Я повесил трубку, но после короткой паузы телефон зазвонил опять.
-- Что там у вас происходит? Вы уже напились?
На этот раз голос инструктора райкома дрожал от гнева.
-- Нет, я совершенно трезв.
-- Вы коммунист?
-- Нет.
-- Комсомолец?
-- Слава Богу, нет.
-- Тогда кто же вы, черт побери?
-- Сионист.
Мой собеседник бросил трубку.
Но телефон зазвонил вновь. На сей раз это была вахтерша. Она сообщила
мне, что группа лиц, сидевших долгое время в машине у входа в институт,
зашла в вестибюль погреться. Хотя она попросила их выйти, они настаивают,
что у них есть право здесь находиться. Конечно, вахтерша ничего не знала о
действительной функции этих людей.
-- Я проверю, -- пообещал я.
Среди телефонов, оставленных мне директором института, был и телефон
дежурного по районному отделению КГБ. Я с удовольствием им воспользовался.
-- Говорит Щаранский Анатолий Борисович. Я ответственный дежурный по
Институту нефти и газа. В вестибюле института находятся три сотрудника КГБ,
которые осуществляют наблюдение за гражданином Щаранским Анатолием
Борисовичем. Они утверждают, что у них есть право находиться в нашем здании,
но это противоречит нашим правилам. Вы дали им указание войти в институт?
После напряженной паузы я услышал:
-- Как, вы говорите, вас зовут?
-- Щаранский Анатолий Борисович.
-- А за кем наши люди следят?
-- За Щаранским Анатолием Борисовичем.
-- Что? Дурака валяете? Еще только двенадцать часов, а вы уже пьяны?

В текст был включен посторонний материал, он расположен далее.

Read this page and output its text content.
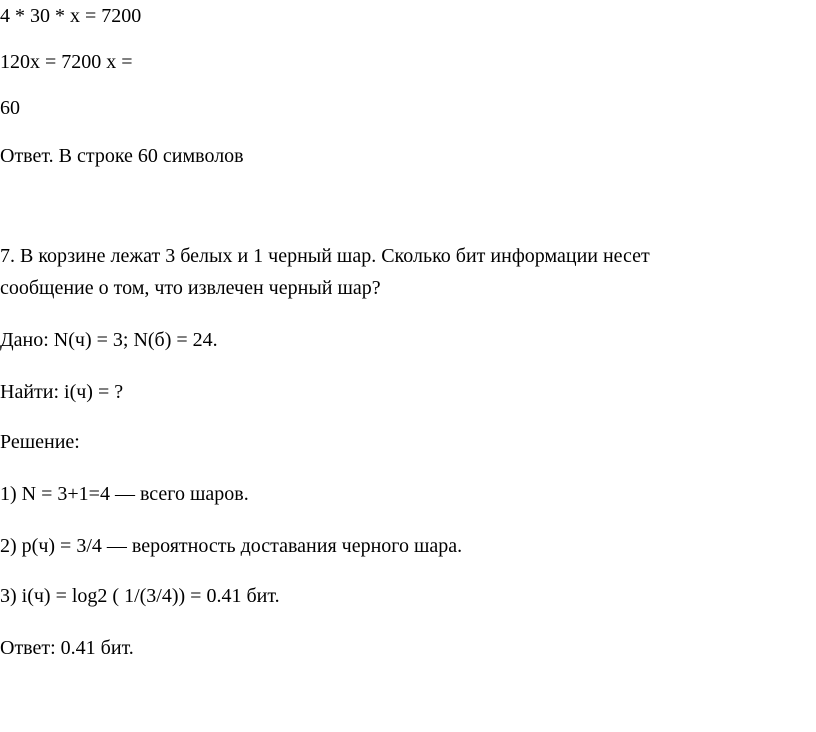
4 * 30 * x = 7200

120x = 7200 x =

60

Ответ. В строке 60 символов

7. В корзине лежат 3 белых и 1 черный шар. Сколько бит информации несет

сообщение о том, что извлечен черный шар?

Дано: N(ч) = 3; N(б) = 24.

Найти: i(ч) = ?

Решение:

1) N = 3+1=4 — всего шаров.

2) p(ч) = 3/4 — вероятность доставания черного шара.

3) i(ч) = log2 ( 1/(3/4)) = 0.41 бит.

Ответ: 0.41 бит.
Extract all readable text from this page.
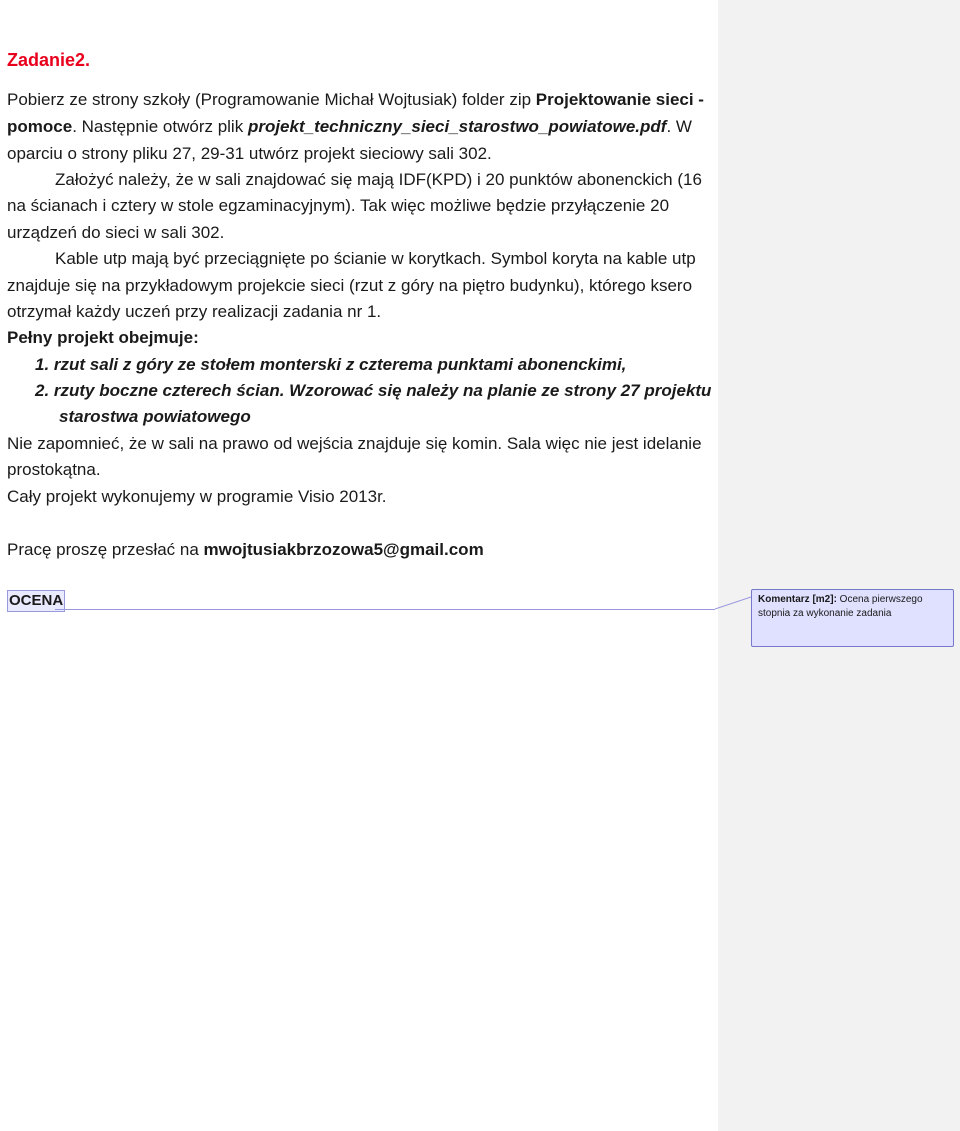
Zadanie2.
Pobierz ze strony szkoły (Programowanie Michał Wojtusiak) folder zip Projektowanie sieci -
pomoce. Następnie otwórz plik projekt_techniczny_sieci_starostwo_powiatowe.pdf. W
oparciu o strony pliku 27, 29-31 utwórz projekt sieciowy sali 302.
Założyć należy, że w sali znajdować się mają IDF(KPD) i 20 punktów abonenckich (16
na ścianach i cztery w stole egzaminacyjnym). Tak więc możliwe będzie przyłączenie 20
urządzeń do sieci w sali 302.
Kable utp mają być przeciągnięte po ścianie w korytkach. Symbol koryta na kable utp
znajduje się na przykładowym projekcie sieci (rzut z góry na piętro budynku), którego ksero
otrzymał każdy uczeń przy realizacji zadania nr 1.
Pełny projekt obejmuje:
1. rzut sali z góry ze stołem monterski z czterema punktami abonenckimi,
2. rzuty boczne czterech ścian. Wzorować się należy na planie ze strony 27 projektu
starostwa powiatowego
Nie zapomnieć, że w sali na prawo od wejścia znajduje się komin. Sala więc nie jest idelanie
prostokątna.
Cały projekt wykonujemy w programie Visio 2013r.
Pracę proszę przesłać na mwojtusiakbrzozowa5@gmail.com
OCENA	Komentarz [m2]: Ocena pierwszego stopnia za wykonanie zadania
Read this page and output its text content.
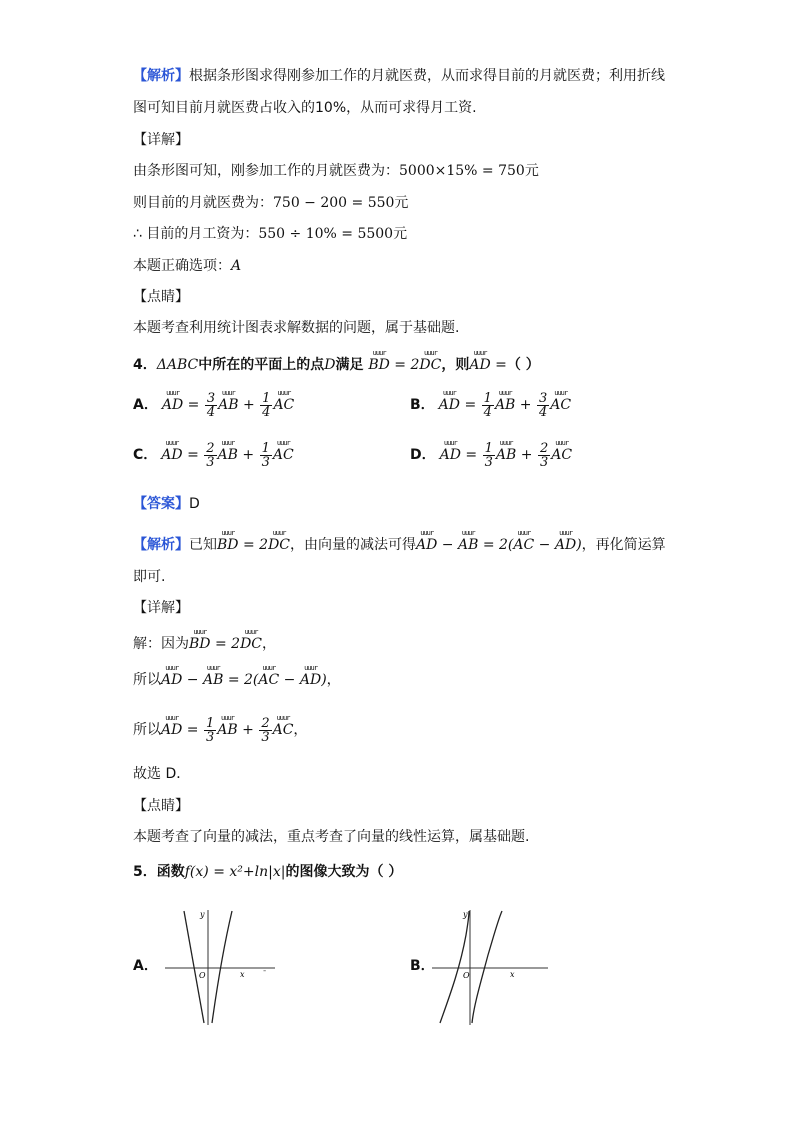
【解析】根据条形图求得刚参加工作的月就医费，从而求得目前的月就医费；利用折线
图可知目前月就医费占收入的10%，从而可求得月工资.
【详解】
由条形图可知，刚参加工作的月就医费为：5000×15% = 750元
则目前的月就医费为：750 − 200 = 550元
∴ 目前的月工资为：550 ÷ 10% = 5500元
本题正确选项：A
【点睛】
本题考查利用统计图表求解数据的问题，属于基础题.
4．ΔABC中所在的平面上的点D满足 uuur BD = 2uuur DC，则uuur AD =（ ）
A． uuur AD = $\frac{3}{4}$ uuur AB + $\frac{1}{4}$ uuur AC	B． uuur AD = $\frac{1}{4}$ uuur AB + $\frac{3}{4}$ uuur AC
C． uuur AD = $\frac{2}{3}$ uuur AB + $\frac{1}{3}$ uuur AC	D． uuur AD = $\frac{1}{3}$ uuur AB + $\frac{2}{3}$ uuur AC
【答案】D
【解析】已知uuur BD = 2uuur DC，由向量的减法可得uuur AD − uuur AB = 2(uuur AC − uuur AD)，再化简运算
即可.
【详解】
解：因为uuur BD = 2uuur DC，
所以uuur AD − uuur AB = 2(uuur AC − uuur AD)，
所以uuur AD = $\frac{1}{3}$ uuur AB + $\frac{2}{3}$ uuur AC，
故选 D．
【点睛】
本题考查了向量的减法，重点考查了向量的线性运算，属基础题.
5．函数f(x) = x²+ln|x|的图像大致为（ ）
A．	B．
y
x
O	-
y
x
O
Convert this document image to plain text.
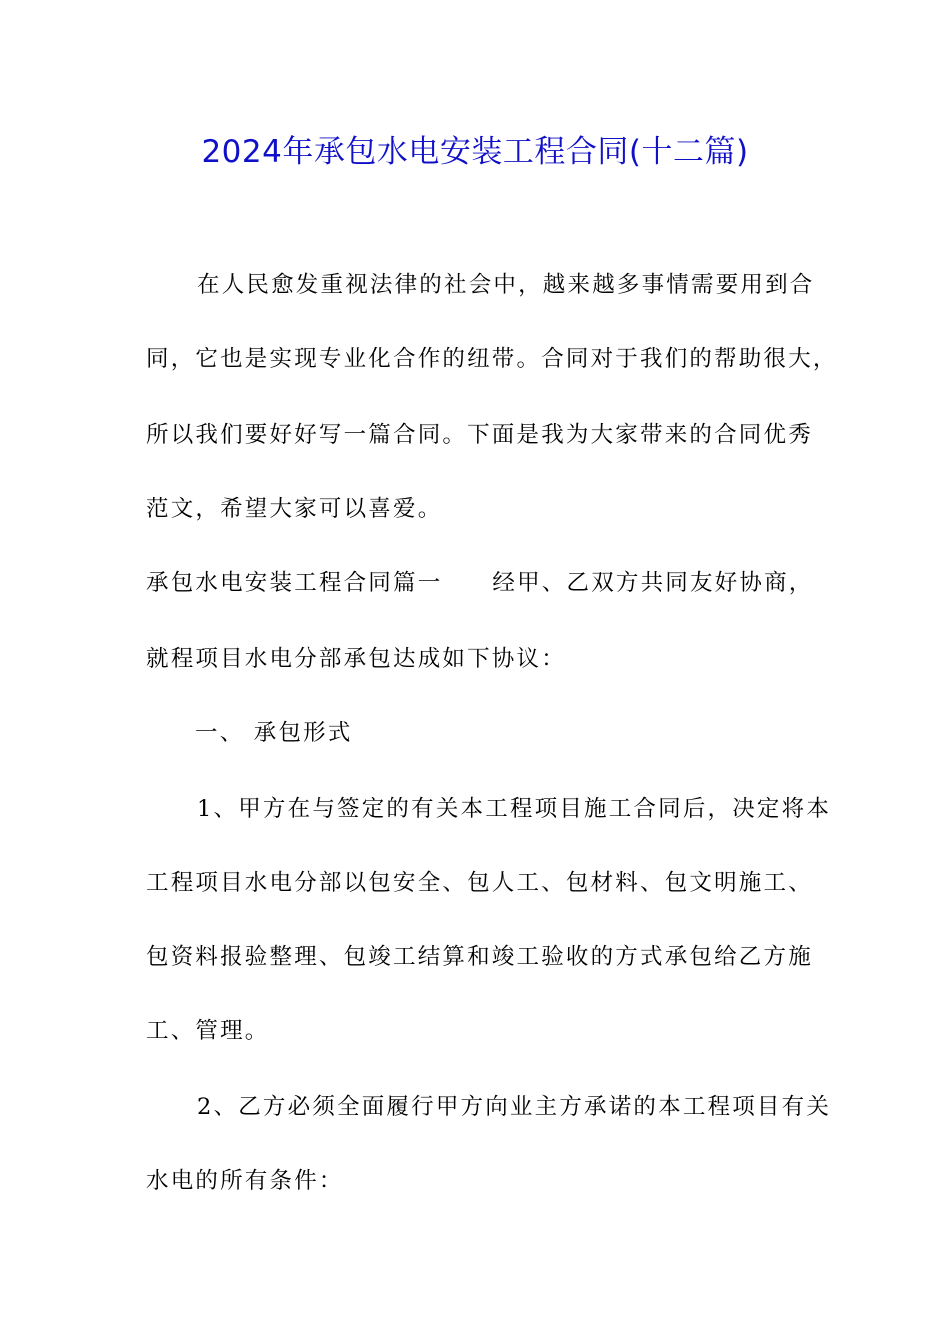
2024年承包水电安装工程合同(十二篇)
在人民愈发重视法律的社会中，越来越多事情需要用到合
同，它也是实现专业化合作的纽带。合同对于我们的帮助很大，
所以我们要好好写一篇合同。下面是我为大家带来的合同优秀
范文，希望大家可以喜爱。
承包水电安装工程合同篇一 经甲、乙双方共同友好协商，
就程项目水电分部承包达成如下协议：
一、 承包形式
1、甲方在与签定的有关本工程项目施工合同后，决定将本
工程项目水电分部以包安全、包人工、包材料、包文明施工、
包资料报验整理、包竣工结算和竣工验收的方式承包给乙方施
工、管理。
2、乙方必须全面履行甲方向业主方承诺的本工程项目有关
水电的所有条件：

Думаете, что если звоните из телефонной будки, мы вас не найдем?
Выругавшись, он бросил трубку. Я позвонил вахтеру.
-- Скажите этим людям в вестибюле, что я говорил с их начальником и он
не подтвердил их слов. Если они немедленно не покинут институт, я вызову
милицию.
Через пять минут дежурная сообщила мне, что непрошенные гости ушли. Я
выглянул в окно. Да, бушует снежная метель, а мои "хвосты" мерзнут в машине.
Со временем я даже стал ощущать некоторое чувство ответственности за их
поведение. Как-то в автобусе один из них был явно навеселе, и вел себя
оскорбительно. Меня возмутило то, как он выполняет свою ответственную
государственную миссию: ведь мне ничего не стоило убежать от него. Вместо
этого я подошел к ближайшей телефонной будке и позвонил дежурному КГБ.
-- Говорит Щаранский Анатолий Борисович. Ваш сотрудник, который ходит
за мной, пьян.
-- Наши люди ни за кем не ходят, -- последовал стандартный ответ.
-- Я нахожусь около метро "Кировская"; ваш сотрудник в нескольких
метрах от меня, да и ваша машина здесь недалеко. Я подожду минут десять, а
потом позвоню иностранным корреспондентам.
Прошли считанные минуты, и один из подоспевших новых "хвостов" быстро
выскочил из машины и сменил своего нетрезвого коллегу, который на много
месяцев выбыл из команды моих "телохранителей".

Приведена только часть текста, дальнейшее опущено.